Non-covalent Bonding in Complex Molecular Systems with Quantum Monte Carlo

PI Name: 
Dario Alfe
PI Email: 
d.alfe@ucl.ac.uk
Institution: 
University College London
Allocation Program: 
INCITE
Allocation Hours at ALCF: 
95 Million
Year: 
2013
Research Domain: 
Materials Science

The work of Alfe’s team is a major expansion of their previous QMC (quantum Monte Carlo) work to address practically important scientific problems concerning non-covalent bonding for a range of paradigm molecular materials, as well as QMC benchmarking for water clusters in thermal equilibrium. A full quantitative understanding of hydrogen bonding is crucial for all systems involving water and its many forms. Hydrogen bonding is also responsible for the cohesion of innumerable natural and synthetic materials. This project also focuses on dispersion as a binding force in its own right, both in biologically relevant systems and in artificial supramolecular structures.
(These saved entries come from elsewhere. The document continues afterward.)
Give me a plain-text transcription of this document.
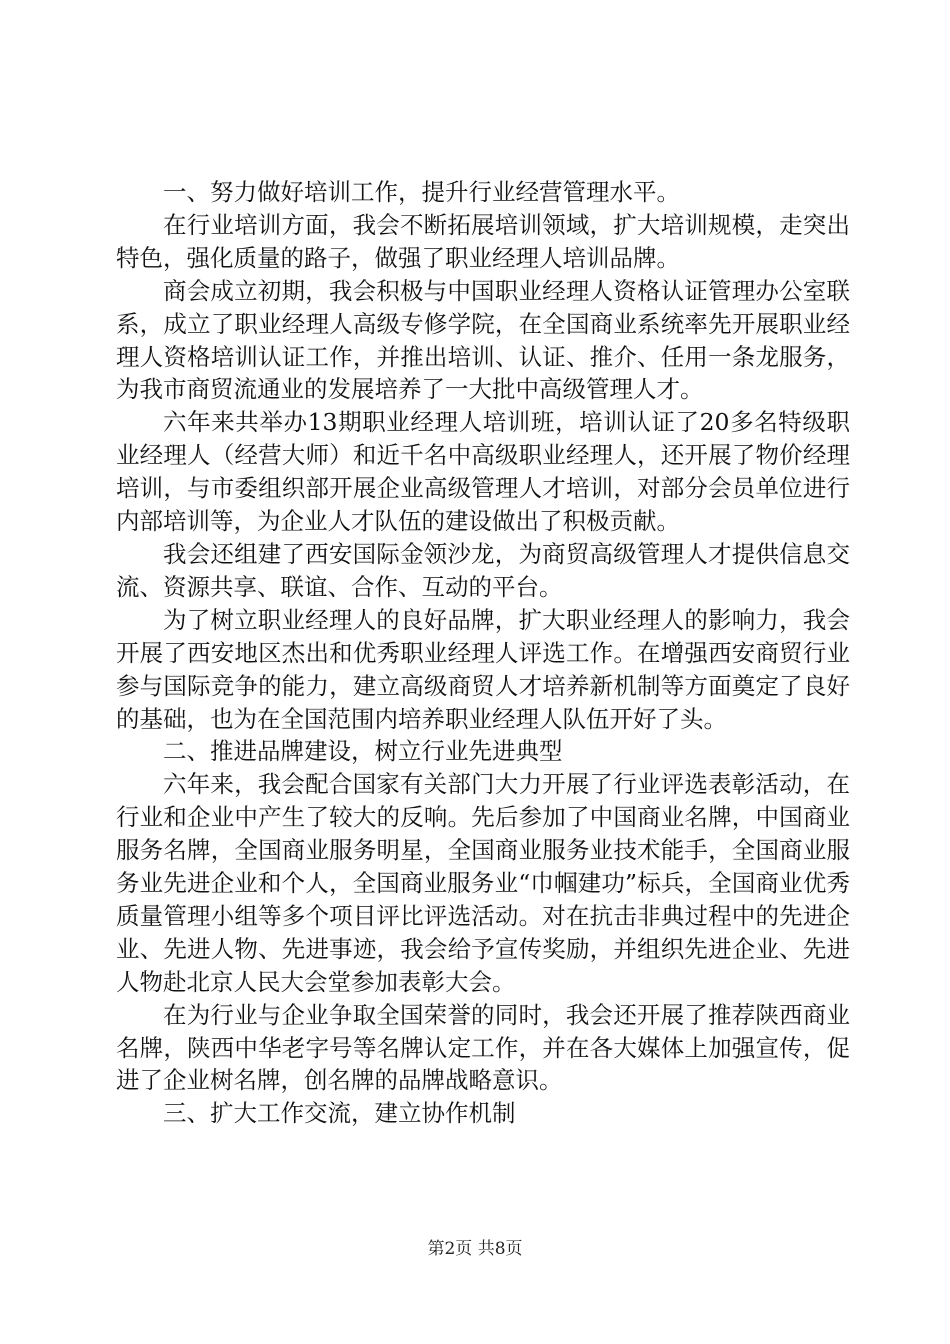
一、努力做好培训工作，提升行业经营管理水平。

在行业培训方面，我会不断拓展培训领域，扩大培训规模，走突出特色，强化质量的路子，做强了职业经理人培训品牌。

商会成立初期，我会积极与中国职业经理人资格认证管理办公室联系，成立了职业经理人高级专修学院，在全国商业系统率先开展职业经理人资格培训认证工作，并推出培训、认证、推介、任用一条龙服务，为我市商贸流通业的发展培养了一大批中高级管理人才。

六年来共举办13期职业经理人培训班，培训认证了20多名特级职业经理人（经营大师）和近千名中高级职业经理人，还开展了物价经理培训，与市委组织部开展企业高级管理人才培训，对部分会员单位进行内部培训等，为企业人才队伍的建设做出了积极贡献。

我会还组建了西安国际金领沙龙，为商贸高级管理人才提供信息交流、资源共享、联谊、合作、互动的平台。

为了树立职业经理人的良好品牌，扩大职业经理人的影响力，我会开展了西安地区杰出和优秀职业经理人评选工作。在增强西安商贸行业参与国际竞争的能力，建立高级商贸人才培养新机制等方面奠定了良好的基础，也为在全国范围内培养职业经理人队伍开好了头。

二、推进品牌建设，树立行业先进典型

六年来，我会配合国家有关部门大力开展了行业评选表彰活动，在行业和企业中产生了较大的反响。先后参加了中国商业名牌，中国商业服务名牌，全国商业服务明星，全国商业服务业技术能手，全国商业服务业先进企业和个人，全国商业服务业“巾帼建功”标兵，全国商业优秀质量管理小组等多个项目评比评选活动。对在抗击非典过程中的先进企业、先进人物、先进事迹，我会给予宣传奖励，并组织先进企业、先进人物赴北京人民大会堂参加表彰大会。

在为行业与企业争取全国荣誉的同时，我会还开展了推荐陕西商业名牌，陕西中华老字号等名牌认定工作，并在各大媒体上加强宣传，促进了企业树名牌，创名牌的品牌战略意识。

三、扩大工作交流，建立协作机制

第2页 共8页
This research on non-covalent bonding goes far beyond what has been attempted before and is designed to exploit the greatly increased power of Mira, an IBM Blue Gene/Q, and Titan, a Cray XT. Alfe’s project will cover a much wider range of water aggregation states, and calls for extensive QMC benchmarking of large thermal samples of clusters and liquid configurations of up to 64 molecules, as well as ambitious QMC work on the liquid surface and on defective crystal surfaces. Gas hydrate work will address the energetics of crystal structures having very large unit cells, and will use QMC to tackle the controversial problem of diffusion barriers and the properties of liquid gas-water systems. Supramolecular studies will be concerned with non-covalent bonding in large complexes and breaks completely new ground for QMC work.

The use of the QMC energy benchmarks to help create improved versions of DFT (density functional theory) and force fields is an integral part of the project. The accurate description of cooperative many-body effects in hydrogen bonding, and the inclusion of screening and many-body effects in dispersion corrected versions of DFT are important aspects of this work.